Speaking to entertainment site Page Six, Astin freely admitted that his parents — “The Addams Family” star John Astin and Oscar-winner Patty Duke (“The Miracle Worker,” 1963) — gave him a leg up when it came to getting work in Tinsel Town, and he didn’t see any reason to feel guilty about taking advantage of that.
“Listen, it’s just true,” Astin explained, saying that he didn’t blame others for jumping on the opportunities their own lives presented. “Life is hard, work is hard. Finding your way in the world is hard. So when people have some good fortune, I don’t begrudge that.”

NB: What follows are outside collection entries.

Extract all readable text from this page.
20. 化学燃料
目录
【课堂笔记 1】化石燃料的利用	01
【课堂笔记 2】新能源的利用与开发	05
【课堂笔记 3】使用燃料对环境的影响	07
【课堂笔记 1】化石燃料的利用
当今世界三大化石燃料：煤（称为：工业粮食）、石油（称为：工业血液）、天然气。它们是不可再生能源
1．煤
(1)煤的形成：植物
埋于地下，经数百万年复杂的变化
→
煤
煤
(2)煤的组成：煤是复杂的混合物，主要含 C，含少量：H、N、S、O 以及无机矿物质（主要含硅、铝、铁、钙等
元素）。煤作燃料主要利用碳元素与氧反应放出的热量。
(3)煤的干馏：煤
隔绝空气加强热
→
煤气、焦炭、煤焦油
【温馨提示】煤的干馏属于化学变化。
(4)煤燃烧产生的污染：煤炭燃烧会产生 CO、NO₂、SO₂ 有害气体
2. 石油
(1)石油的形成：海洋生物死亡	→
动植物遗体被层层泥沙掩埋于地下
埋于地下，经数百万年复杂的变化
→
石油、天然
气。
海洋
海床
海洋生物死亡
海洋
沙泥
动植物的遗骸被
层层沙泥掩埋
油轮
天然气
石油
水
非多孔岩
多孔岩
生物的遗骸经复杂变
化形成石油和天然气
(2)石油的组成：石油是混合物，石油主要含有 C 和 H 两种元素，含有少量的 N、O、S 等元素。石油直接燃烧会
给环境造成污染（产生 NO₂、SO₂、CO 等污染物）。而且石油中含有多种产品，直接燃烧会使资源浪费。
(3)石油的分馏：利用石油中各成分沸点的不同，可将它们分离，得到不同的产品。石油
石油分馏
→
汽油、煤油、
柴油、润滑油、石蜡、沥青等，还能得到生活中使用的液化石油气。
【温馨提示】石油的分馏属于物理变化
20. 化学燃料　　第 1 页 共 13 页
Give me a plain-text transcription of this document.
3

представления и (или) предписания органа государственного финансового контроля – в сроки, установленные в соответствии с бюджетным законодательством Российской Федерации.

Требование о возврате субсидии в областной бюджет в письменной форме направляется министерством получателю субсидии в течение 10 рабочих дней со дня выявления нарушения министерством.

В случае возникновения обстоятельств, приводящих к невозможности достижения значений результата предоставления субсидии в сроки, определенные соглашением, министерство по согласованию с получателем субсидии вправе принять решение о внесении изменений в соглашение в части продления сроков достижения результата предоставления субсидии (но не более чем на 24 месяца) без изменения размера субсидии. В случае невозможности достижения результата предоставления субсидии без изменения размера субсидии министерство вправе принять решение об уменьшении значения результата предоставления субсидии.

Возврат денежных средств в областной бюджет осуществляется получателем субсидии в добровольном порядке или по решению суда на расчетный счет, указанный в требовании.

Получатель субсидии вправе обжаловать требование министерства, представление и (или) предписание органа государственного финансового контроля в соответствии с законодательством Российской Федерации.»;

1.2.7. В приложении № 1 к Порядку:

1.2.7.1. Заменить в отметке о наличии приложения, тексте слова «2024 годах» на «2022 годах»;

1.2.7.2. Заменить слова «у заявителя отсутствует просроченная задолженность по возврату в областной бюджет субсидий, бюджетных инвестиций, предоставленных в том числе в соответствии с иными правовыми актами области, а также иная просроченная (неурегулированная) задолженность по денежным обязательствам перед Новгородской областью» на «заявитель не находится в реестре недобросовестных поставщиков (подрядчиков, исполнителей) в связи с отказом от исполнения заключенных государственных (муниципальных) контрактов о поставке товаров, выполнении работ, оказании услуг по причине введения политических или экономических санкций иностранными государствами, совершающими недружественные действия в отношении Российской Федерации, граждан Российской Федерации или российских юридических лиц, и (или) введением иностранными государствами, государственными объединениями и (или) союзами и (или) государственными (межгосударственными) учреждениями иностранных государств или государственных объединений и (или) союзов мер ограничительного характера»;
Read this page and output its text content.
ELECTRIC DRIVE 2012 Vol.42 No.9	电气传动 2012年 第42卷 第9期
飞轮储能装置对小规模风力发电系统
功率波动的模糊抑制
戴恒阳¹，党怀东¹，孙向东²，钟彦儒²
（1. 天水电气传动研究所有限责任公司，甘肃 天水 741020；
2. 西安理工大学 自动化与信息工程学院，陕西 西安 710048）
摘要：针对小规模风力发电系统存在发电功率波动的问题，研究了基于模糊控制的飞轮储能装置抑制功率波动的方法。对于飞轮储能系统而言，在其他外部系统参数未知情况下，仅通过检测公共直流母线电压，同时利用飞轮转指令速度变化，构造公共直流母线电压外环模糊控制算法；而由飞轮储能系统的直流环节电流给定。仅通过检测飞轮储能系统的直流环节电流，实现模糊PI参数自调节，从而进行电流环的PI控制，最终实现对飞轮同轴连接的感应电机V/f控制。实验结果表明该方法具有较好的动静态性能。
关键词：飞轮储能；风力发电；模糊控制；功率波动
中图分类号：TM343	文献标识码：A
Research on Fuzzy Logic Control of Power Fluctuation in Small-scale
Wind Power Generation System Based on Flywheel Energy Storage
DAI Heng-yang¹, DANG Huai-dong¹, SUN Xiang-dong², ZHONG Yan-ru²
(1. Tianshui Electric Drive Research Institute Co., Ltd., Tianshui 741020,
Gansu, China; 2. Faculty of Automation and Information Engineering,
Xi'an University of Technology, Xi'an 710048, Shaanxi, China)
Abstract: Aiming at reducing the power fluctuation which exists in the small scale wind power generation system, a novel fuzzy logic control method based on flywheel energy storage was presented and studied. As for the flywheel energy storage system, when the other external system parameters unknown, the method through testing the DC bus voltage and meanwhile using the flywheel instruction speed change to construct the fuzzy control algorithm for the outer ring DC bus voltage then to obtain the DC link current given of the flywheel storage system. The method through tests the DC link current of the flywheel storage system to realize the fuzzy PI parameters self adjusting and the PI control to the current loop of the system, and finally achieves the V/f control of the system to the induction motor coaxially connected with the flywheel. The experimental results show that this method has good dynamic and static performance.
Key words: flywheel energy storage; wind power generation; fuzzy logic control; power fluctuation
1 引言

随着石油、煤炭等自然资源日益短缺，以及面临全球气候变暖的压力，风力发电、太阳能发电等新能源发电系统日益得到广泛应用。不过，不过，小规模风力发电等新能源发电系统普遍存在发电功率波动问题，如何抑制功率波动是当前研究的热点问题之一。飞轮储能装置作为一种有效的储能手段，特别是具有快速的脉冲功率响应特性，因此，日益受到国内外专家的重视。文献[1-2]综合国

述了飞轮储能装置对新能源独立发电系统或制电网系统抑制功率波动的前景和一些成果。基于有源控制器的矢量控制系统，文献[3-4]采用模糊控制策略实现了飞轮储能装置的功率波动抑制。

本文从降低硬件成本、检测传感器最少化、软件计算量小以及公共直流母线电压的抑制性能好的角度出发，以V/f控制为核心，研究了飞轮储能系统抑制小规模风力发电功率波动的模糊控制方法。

“And I don’t begrudge myself having been born into a family where I was given a lot. I also feel that that comes with a lot of responsibility that you have the opportunity to embrace or not,” he said.
“So yeah … you know … [you] nailed it,” he said of being pegged as a “nepo baby.” “Got it in one!”
And though Astin may have gotten his foot in the door thanks to his parents’ connections, he followed that with a series of iconic roles — from the 1980s cult classic “The Goonies” and the titular role in the underdog sports film “Rudy” to the role of Samwise Gamgee in Peter Jackson’s adaptation of “Lord of the Rings.”
And as two other self-described “nepo-babies” — actresses Kate Hudson and Jamie Lee Curtis — have said, whether or not it’s nepotism that opened the door, it still takes a lot of hard work to have a lasting career in Hollywood.
“It’s curious how we immediately make assumptions and snide remarks that someone related to someone else who is famous in their field for their art, would somehow have no talent whatsoever. I have come to learn that is simply not true,” Curtis said. “I have suited up and shown up for all different kinds of work with thousands of thousands of people and every day I’ve tried to bring integrity and professionalism and love and community and art to my work.”
“I don’t care where you come from, or what your relationship to the business is … if you work hard and you kill it,” Hudson added.